Transparency case study, courtesy of ylastic

ylastic (a company that provides tools to help manage AWS services) kept their users in the loop during an outage by communicating status updates over Twitter:


You can find the entire set of updates at ylastic's twitter page.

I keep coming back to the same question. Do your users know where to go during a downtime event? ylastic has their web site, their blog, their forums, and their twitter feed. As a user, how do I know where to look when I'm having a problem and want to know what's going on with the service (which is generally an emergency)? As the company, how do I keep users from clogging my support email box in spite of my efforts to get status updates out to the world? In this case it looks like the only place that had any information was the twitter feed. If users weren't aware it existed, both sides would be out of luck.

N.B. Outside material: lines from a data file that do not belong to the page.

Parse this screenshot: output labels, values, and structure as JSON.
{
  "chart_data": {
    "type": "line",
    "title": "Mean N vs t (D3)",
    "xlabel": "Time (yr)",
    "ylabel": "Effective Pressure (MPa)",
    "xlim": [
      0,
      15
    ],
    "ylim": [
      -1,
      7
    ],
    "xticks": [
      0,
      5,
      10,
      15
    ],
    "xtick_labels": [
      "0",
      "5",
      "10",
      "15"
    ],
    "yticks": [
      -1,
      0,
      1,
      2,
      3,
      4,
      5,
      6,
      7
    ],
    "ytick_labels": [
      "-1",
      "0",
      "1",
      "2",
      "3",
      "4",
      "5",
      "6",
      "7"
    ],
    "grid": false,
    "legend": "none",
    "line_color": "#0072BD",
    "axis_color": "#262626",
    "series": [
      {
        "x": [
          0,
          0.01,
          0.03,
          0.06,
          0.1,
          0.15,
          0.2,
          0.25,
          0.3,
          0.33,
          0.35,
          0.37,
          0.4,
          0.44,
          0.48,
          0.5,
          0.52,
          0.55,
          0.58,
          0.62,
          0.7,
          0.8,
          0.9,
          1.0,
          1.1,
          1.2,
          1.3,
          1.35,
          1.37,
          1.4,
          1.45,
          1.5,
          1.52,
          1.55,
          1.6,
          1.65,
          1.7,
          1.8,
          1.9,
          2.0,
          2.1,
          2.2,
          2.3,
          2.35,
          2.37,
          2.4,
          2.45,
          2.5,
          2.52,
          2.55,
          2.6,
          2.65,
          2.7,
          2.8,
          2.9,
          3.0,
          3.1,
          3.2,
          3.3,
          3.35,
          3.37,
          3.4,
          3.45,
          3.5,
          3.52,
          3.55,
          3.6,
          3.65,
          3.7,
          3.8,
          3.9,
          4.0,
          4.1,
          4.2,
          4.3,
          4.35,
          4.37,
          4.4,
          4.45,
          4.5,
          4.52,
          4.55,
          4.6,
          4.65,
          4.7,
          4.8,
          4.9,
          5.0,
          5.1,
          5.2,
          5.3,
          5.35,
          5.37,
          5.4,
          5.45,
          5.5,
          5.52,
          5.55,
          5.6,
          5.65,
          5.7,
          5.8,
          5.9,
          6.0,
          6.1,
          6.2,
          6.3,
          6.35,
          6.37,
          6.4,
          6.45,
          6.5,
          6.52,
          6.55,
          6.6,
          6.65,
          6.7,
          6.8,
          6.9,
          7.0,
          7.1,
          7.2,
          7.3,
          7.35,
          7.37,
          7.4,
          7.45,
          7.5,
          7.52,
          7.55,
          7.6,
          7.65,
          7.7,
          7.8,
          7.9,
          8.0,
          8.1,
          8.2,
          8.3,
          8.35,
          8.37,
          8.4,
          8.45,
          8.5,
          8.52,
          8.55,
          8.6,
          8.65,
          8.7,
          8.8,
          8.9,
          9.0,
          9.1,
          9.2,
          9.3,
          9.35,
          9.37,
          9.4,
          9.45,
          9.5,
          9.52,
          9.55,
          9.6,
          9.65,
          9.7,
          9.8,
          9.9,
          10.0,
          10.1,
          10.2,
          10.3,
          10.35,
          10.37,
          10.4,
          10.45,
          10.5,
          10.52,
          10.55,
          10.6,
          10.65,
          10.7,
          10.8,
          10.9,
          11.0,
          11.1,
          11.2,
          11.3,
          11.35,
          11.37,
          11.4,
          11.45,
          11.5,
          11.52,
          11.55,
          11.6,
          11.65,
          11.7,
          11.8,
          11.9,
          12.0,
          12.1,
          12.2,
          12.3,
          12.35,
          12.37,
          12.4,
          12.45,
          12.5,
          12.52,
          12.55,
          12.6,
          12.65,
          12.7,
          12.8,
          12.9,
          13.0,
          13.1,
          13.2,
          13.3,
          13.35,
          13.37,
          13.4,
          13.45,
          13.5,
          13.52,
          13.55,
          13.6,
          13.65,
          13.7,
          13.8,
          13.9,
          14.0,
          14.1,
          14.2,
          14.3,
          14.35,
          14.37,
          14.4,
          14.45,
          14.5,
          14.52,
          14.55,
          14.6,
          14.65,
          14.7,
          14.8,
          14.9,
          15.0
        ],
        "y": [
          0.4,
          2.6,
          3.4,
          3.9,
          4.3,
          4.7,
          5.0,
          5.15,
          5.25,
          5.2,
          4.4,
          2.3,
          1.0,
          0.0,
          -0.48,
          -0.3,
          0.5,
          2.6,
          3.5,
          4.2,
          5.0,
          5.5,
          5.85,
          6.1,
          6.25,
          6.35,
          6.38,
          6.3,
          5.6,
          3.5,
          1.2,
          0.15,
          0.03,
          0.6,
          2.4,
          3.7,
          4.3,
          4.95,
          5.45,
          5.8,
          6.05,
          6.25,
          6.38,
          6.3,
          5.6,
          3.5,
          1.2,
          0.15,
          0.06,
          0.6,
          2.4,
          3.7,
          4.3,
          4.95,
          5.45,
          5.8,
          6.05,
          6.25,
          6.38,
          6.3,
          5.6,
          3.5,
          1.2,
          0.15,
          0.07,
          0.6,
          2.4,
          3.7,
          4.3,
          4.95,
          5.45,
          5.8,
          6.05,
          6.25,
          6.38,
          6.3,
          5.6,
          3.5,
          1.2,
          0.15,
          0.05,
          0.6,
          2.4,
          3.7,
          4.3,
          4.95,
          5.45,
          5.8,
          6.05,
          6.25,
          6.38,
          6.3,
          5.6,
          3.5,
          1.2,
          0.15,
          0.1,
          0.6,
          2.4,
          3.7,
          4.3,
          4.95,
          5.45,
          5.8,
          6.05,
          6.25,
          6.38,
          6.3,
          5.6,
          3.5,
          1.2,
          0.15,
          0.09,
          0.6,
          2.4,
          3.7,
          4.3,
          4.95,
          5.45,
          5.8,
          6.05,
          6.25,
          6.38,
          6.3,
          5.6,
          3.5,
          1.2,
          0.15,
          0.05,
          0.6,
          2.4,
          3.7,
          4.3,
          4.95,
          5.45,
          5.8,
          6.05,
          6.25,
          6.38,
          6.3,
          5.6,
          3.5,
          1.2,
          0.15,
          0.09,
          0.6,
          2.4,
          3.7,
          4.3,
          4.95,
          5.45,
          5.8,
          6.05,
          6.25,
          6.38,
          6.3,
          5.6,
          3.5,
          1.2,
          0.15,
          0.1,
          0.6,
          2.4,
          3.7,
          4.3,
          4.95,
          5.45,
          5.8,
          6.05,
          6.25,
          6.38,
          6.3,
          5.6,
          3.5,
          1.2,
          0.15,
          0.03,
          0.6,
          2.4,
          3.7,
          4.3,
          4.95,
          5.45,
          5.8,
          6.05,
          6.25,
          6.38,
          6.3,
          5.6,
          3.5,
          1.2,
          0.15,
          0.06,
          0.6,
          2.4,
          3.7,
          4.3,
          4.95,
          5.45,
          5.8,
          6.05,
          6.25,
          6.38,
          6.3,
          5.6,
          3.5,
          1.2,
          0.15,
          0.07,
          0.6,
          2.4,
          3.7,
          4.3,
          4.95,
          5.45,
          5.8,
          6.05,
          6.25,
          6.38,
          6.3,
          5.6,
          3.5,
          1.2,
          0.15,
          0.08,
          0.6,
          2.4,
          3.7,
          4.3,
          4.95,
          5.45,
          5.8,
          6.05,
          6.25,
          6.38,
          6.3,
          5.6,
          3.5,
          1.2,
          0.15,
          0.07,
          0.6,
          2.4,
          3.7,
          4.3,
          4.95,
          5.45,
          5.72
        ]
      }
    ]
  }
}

What every SaaS service needs is a clear central place, that their users can easily find, that provides real time updates on downtime or performance events. It's great that you're willing to communicate during the event, but if no one can find those updates, what's the point? Don't get me started on falling trees.

On another note, kudos to ylastic for their transparency on the following fronts:
  • Providing insight into their product roadmap. Very much what SaaS providers must do to build the trust relationship with their users (which is critical to the success of any online hosted application).
  • Their upcoming iPhone app that among other things gives you the AWS Service Health status on the go.